Content Warning:
This piece includes references to mental health challenges such as suicidal thoughts, experiences of discrimination, and emotionally intense language. As this year’s theme explores transitions, some submissions engage deeply with personal and vulnerable experiences. Please take care while reading, and feel free to pause or step away if needed.
I gaze out the large picture windows at the low clouds clinging to building tops like vapours around a showered body. My nurse, a woman with curly auburn hair, nervous eyes and rosacea, comes every morning to collect me from my cell—she scrubs me with chlorhexidine gluconate solution (the hospital-issued all-purpose cleanser), her gloves moving over my body, which trembles lightly under her touch like a leaf near the ocean. She doesn’t know Black hair, doesn’t know how to treat the delicate curls coiled like pen compression springs. So, she squirts the cleanser and massages gently, my coils tangling and roughened under the harsh treatment. When it dries, it crackles to the touch, springing out of my head in an unruly heap.

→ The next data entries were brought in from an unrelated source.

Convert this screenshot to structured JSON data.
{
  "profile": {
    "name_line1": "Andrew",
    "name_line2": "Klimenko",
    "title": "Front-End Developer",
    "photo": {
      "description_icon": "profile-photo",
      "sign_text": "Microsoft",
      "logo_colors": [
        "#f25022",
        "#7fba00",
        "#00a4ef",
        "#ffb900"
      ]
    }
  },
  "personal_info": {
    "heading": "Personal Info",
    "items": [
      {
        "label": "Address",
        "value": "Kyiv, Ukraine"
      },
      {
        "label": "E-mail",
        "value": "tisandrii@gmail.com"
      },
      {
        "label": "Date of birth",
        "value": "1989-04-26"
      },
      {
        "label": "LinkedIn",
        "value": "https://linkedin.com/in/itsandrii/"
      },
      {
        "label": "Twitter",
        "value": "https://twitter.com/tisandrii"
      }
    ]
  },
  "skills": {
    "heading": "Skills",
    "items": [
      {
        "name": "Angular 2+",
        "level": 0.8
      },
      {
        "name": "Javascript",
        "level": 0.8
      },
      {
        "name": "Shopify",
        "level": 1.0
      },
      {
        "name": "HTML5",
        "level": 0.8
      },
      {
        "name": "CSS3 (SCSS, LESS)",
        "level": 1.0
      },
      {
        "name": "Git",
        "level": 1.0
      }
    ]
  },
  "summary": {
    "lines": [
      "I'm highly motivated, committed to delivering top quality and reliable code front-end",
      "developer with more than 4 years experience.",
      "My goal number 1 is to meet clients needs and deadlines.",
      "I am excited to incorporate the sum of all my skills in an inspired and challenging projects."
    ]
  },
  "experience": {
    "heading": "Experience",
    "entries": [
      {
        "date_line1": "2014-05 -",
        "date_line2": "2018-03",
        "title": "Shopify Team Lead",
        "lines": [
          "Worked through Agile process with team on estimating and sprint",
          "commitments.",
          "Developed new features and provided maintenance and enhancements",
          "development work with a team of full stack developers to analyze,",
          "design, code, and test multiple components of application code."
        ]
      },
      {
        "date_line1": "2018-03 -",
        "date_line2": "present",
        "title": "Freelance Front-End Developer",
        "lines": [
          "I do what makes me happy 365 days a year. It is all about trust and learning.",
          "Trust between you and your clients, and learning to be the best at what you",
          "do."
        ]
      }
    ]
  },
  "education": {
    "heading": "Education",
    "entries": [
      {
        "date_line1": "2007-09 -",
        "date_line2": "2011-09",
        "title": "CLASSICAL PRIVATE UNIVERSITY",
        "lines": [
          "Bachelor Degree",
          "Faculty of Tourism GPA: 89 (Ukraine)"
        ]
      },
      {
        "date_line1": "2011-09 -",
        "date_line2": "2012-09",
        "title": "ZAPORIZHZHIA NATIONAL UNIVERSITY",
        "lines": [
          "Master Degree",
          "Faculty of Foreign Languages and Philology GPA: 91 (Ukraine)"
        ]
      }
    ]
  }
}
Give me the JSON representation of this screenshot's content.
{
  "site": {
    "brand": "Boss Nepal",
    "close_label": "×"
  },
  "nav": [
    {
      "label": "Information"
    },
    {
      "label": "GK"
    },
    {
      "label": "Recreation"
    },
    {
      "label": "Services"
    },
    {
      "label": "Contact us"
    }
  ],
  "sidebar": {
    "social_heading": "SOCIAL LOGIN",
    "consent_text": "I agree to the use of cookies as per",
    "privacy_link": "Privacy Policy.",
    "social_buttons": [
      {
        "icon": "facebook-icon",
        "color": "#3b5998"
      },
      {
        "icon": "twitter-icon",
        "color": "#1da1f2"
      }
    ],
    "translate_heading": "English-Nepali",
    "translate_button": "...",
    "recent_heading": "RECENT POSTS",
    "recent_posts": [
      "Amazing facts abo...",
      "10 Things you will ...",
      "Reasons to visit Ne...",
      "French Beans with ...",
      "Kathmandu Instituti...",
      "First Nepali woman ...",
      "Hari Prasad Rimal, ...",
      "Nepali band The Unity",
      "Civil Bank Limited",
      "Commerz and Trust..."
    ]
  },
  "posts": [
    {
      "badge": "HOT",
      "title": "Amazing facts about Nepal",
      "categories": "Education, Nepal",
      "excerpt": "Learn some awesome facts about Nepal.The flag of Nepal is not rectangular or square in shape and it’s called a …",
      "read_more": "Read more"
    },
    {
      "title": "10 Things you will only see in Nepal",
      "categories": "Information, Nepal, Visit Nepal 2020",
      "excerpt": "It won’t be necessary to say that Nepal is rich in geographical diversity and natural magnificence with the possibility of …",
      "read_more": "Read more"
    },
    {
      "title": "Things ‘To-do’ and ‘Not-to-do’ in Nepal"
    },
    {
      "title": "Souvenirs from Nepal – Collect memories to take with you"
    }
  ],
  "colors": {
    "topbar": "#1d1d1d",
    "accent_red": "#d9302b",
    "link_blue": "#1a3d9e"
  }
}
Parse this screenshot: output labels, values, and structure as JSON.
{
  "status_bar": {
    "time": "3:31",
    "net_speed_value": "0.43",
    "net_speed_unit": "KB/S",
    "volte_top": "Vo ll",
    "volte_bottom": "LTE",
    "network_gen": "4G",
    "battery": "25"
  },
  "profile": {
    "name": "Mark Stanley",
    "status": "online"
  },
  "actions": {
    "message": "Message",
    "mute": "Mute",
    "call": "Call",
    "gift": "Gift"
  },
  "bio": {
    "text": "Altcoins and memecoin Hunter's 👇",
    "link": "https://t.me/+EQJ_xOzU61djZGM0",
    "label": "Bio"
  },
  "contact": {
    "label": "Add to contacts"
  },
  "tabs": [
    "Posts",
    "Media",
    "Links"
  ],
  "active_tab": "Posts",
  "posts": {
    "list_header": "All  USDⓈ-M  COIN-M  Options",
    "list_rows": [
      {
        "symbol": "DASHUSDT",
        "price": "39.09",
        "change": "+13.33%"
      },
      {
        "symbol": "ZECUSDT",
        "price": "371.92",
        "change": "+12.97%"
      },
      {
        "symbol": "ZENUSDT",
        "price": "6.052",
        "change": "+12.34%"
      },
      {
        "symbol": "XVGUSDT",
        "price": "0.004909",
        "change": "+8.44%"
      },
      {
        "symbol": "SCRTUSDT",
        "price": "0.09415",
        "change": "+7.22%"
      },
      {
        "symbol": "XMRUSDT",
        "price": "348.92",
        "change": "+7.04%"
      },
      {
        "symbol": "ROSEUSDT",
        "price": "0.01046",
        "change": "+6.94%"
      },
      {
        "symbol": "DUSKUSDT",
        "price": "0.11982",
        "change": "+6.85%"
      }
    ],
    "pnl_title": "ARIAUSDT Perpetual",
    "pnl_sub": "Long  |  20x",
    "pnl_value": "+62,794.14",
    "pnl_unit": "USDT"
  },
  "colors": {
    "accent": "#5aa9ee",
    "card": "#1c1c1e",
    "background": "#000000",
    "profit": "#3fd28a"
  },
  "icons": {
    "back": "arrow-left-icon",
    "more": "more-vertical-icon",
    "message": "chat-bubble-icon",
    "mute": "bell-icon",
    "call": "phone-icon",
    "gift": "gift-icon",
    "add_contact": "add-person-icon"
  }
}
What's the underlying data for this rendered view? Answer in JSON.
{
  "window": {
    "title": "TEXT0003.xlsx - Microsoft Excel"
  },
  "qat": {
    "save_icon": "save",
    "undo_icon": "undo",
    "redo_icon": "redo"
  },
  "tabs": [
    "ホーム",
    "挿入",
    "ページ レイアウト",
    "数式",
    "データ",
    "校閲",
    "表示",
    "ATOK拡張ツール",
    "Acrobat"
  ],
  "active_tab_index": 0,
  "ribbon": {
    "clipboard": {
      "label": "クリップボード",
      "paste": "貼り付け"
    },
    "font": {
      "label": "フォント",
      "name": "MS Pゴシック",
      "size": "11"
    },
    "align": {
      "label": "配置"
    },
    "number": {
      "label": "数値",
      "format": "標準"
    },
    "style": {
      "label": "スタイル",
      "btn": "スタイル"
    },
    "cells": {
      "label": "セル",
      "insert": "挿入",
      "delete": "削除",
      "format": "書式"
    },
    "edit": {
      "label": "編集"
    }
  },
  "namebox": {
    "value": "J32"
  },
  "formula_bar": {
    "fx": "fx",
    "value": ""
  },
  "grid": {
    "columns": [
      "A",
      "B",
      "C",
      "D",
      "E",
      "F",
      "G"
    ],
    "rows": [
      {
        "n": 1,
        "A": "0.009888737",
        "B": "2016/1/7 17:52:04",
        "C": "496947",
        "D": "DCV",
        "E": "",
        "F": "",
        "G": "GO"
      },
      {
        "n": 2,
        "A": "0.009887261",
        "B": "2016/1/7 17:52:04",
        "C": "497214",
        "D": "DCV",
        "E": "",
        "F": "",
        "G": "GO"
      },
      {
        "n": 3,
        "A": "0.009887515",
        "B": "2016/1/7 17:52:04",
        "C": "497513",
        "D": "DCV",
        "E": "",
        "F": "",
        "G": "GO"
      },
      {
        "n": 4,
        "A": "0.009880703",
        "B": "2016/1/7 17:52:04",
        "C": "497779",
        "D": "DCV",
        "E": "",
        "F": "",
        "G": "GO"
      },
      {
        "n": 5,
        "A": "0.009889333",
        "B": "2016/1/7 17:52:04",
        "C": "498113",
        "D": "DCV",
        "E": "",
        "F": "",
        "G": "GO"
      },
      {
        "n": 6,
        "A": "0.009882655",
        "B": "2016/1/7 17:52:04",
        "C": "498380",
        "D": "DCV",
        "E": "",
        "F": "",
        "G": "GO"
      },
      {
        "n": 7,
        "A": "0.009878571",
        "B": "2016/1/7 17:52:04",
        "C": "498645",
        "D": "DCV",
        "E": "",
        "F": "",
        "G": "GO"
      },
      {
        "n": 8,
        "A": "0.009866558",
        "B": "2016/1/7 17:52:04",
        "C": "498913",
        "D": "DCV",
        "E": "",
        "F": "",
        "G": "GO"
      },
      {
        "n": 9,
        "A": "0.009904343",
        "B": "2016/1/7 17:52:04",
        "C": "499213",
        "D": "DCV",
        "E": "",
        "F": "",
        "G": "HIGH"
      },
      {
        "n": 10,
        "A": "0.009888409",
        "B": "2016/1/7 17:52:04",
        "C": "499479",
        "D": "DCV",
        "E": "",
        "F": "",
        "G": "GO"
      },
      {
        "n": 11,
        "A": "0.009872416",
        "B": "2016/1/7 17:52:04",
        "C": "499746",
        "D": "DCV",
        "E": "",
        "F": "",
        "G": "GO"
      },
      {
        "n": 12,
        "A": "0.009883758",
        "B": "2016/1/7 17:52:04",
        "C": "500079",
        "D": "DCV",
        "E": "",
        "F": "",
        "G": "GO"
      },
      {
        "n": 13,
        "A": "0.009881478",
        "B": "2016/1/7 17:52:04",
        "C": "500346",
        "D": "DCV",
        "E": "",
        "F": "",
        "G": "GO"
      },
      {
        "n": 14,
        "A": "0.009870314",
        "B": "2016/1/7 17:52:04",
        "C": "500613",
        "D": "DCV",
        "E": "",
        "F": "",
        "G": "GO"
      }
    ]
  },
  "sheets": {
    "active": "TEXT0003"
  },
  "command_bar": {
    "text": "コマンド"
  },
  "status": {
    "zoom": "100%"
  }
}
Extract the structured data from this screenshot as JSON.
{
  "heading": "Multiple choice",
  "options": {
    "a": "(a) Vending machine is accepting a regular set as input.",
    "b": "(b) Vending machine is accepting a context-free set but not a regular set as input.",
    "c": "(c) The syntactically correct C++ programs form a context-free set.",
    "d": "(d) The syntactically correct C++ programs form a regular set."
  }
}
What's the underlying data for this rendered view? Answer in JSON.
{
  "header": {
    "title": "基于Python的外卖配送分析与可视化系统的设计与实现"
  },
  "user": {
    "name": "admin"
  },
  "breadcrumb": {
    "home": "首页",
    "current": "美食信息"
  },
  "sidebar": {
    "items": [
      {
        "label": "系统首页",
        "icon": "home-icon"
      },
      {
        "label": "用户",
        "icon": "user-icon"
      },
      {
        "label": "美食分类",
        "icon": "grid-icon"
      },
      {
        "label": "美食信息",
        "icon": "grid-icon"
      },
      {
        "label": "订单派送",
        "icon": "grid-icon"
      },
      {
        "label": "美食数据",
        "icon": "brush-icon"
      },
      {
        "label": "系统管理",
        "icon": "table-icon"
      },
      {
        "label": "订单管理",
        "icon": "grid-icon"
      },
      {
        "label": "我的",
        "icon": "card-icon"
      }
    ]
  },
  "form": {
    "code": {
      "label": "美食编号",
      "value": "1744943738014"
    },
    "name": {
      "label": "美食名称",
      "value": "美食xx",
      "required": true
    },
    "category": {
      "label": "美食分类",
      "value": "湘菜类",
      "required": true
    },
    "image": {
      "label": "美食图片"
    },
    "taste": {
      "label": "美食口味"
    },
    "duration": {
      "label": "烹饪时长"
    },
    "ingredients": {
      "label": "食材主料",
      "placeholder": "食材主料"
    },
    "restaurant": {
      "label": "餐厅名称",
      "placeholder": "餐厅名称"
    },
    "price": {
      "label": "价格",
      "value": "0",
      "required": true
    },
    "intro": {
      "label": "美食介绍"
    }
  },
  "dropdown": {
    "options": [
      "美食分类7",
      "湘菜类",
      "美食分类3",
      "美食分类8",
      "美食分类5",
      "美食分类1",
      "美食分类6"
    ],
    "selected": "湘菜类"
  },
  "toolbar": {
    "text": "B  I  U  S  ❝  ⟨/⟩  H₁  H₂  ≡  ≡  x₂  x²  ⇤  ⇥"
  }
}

Some people are afraid of dementia at end-of-life, but I’ve already experienced the half-death of severe psychosis. I’ve already been catatonic, my hands reduced to useless claws, my gaze unfocused, my face unresponsive. Though my body was in peak physical condition: lithe, toned, firm—my mind had broken.
I, 2 months from my 21st birthday, the golden child of my parents, a competitive pianist, national French dictation winner, the teacher’s pet, the scholarship winner, valedictorian daughter of two educators, gifted with an IQ in the 95th percentile… I roamed the three hallways of the acute unit of the Mental Health and Addictions ward for 2 weeks, spending another 3 in the general ward. None of the anti-psychotic medications were working. None of the anti-depressants had worked. Not risperidone, not olanzapine, not quetiapine, not the SSRIs, nor the SNRIs, not the little blue ones that dissolve under the tongue, not the ones that killed my libido, not the ones that made me sleep all day and gain 60 pounds. They. Didn’t. Work!
Despite my privileged, upper middle-class upbringing, despite the piano lessons, the swimming lessons, the gymnastics lessons, the inspiring middle school teacher, my high intelligence, my potential… I was diagnosed with schizoaffective disorder. Schizoaffective disorder (SZA) is a serious and chronic mental illness, in the schizophrenia-spectrum of disorders. Like most mental illnesses, there is no cure for SZA, meaning it is a lifelong condition, but it is treatable. It is not unusual for teens and young adults to experience psychotic symptoms, particularly those who go through prolonged periods of stress, lack of sleep, and psychedelic drug use. “Bad trips” are fairly common—seeing or hearing things, feeling paranoid, not being able to tell what is real and what is a product of an overstimulated brain trying to make sense of the world in an altered state. And yet, as a schizophrenic, I feel my illness has some of the most intense stigma attached to it. The biggest misconception about schizophrenia that I’ve encountered is people assuming I’m hallucinating all the time. I don’t hallucinate at all in my regular day-to-day life. I take medication daily to keep psychotic symptoms in check, and my symptoms have always been episodic: they only take place when I am actively unwell. They are not present at my baseline.
Like a knee once dislocated, now weakly held in place, will sometimes pop out of its rightful position, so too can the mind--taxed by stress, lack of sleep, trauma, drugs—dislocate, pop out of this reality and into a dream. With enough pressure, reality can bend and shatter… After the trauma, at times I felt like a limp, paper doll forced to dance to and fro on a string, dangling, a passenger in my own body—numb to the beauty. There were no epiphanies, no untamed joy, only a desire to leave, to give up, to die. But now, I am back from the brink of brain-death and returned to the land of the living.